A cyberattack has disrupted parts of the Washington State Department of Transportation website and knocked some of the agency’s services offline, frustrating ferry riders and drivers across the state.
The situation began Tuesday. The department said Thursday morning it was working to restore many of its web pages, but its highway travel map, traffic cameras, ferry vessel tracker, and online freight permit services for oversized loads remained down as of midday.
An update at 5 p.m. from the department said that online permit services were once again available. The department also said some traffic cameras were working through its app.
“Restoration work continues and other webpage applications will follow as staff works into the holiday weekend to restore remaining services while also safeguarding the agency’s systems,” the department said in a statement Thursday evening. “As systems are brought back online, service may be spotty at first. Verifying and turning systems back on takes time to do safely.”
The cause and the culprit behind the cyberattack are still under investigation, spokesperson Kris Abrudan said earlier in the day, but she added that it was likely aimed at interrupting the flow of travel-related information on the agency’s public-facing website.
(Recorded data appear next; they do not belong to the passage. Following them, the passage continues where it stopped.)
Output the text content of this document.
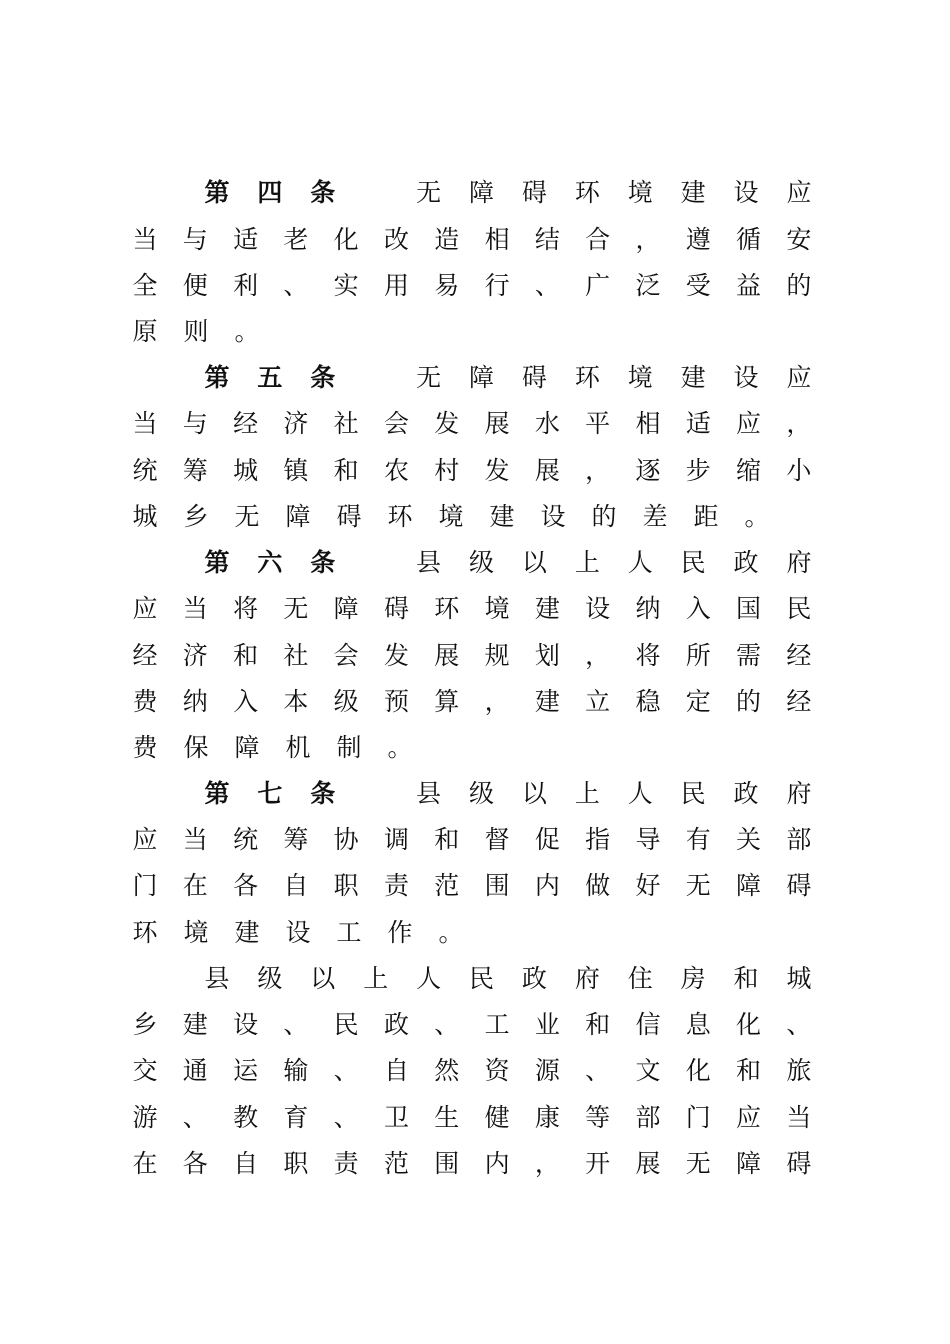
第 四 条	无 障 碍 环 境 建 设 应
当 与 适 老 化 改 造 相 结 合 ， 遵 循 安
全 便 利 、 实 用 易 行 、 广 泛 受 益 的
原 则 。
第 五 条	无 障 碍 环 境 建 设 应
当 与 经 济 社 会 发 展 水 平 相 适 应 ，
统 筹 城 镇 和 农 村 发 展 ， 逐 步 缩 小
城 乡 无 障 碍 环 境 建 设 的 差 距 。
第 六 条	县 级 以 上 人 民 政 府
应 当 将 无 障 碍 环 境 建 设 纳 入 国 民
经 济 和 社 会 发 展 规 划 ， 将 所 需 经
费 纳 入 本 级 预 算 ， 建 立 稳 定 的 经
费 保 障 机 制 。
第 七 条	县 级 以 上 人 民 政 府
应 当 统 筹 协 调 和 督 促 指 导 有 关 部
门 在 各 自 职 责 范 围 内 做 好 无 障 碍
环 境 建 设 工 作 。
县 级 以 上 人 民 政 府 住 房 和 城
乡 建 设 、 民 政 、 工 业 和 信 息 化 、
交 通 运 输 、 自 然 资 源 、 文 化 和 旅
游 、 教 育 、 卫 生 健 康 等 部 门 应 当
在 各 自 职 责 范 围 内 ， 开 展 无 障 碍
There is no indication so far that any personal information was accessed, Abrudan said. She did not answer questions about whether it was a so-called ransomware incident, where criminals demand money from governments or companies to stop a cyberattack or release locked-up data.
“We know this disruption is frustrating,” Abrudan wrote in an email. “Our staff relies on the same disrupted tools and systems in their own travels.”
Ferry schedules are still available on the department’s app. A website feature that allows riders to track ferry vessels was still not running Thursday night.
Abrudan said there were currently no issues with purchasing ferry tickets or making vehicle reservations, though the department announced Tuesday it was delaying its winter vehicle reservations on its popular Port Townsend to Coupeville and Anacortes to San Juan Island routes for one week due to technical difficulties. The department’s plan is for reservations on rides for the first three months of the year to be available for purchase at 10 a.m. next Tuesday.
While WSDOT works to restore full online services, the department said its social media platforms are the best source for road updates.
Washington Technology Services, or “WaTech”, the agency that houses the state’s Office of Cybersecurity, said that the transportation department was the only state agency affected by the cyberattack.
“At the present time there is no indication of any state data breach,” said WaTech spokesman Andrew Garber in an email on Friday morning. “For security reasons we can’t go into details of what happened.”
A major cyberattack hit the state transportation department in December 2021. Officials at the time said that breach targeted an older computer system and may have exposed personal data for about 2,200 employees for private construction contractors.
The department also said it addressed the security flaws that led to that previous attack and was evaluating policies and training to further strengthen cybersecurity.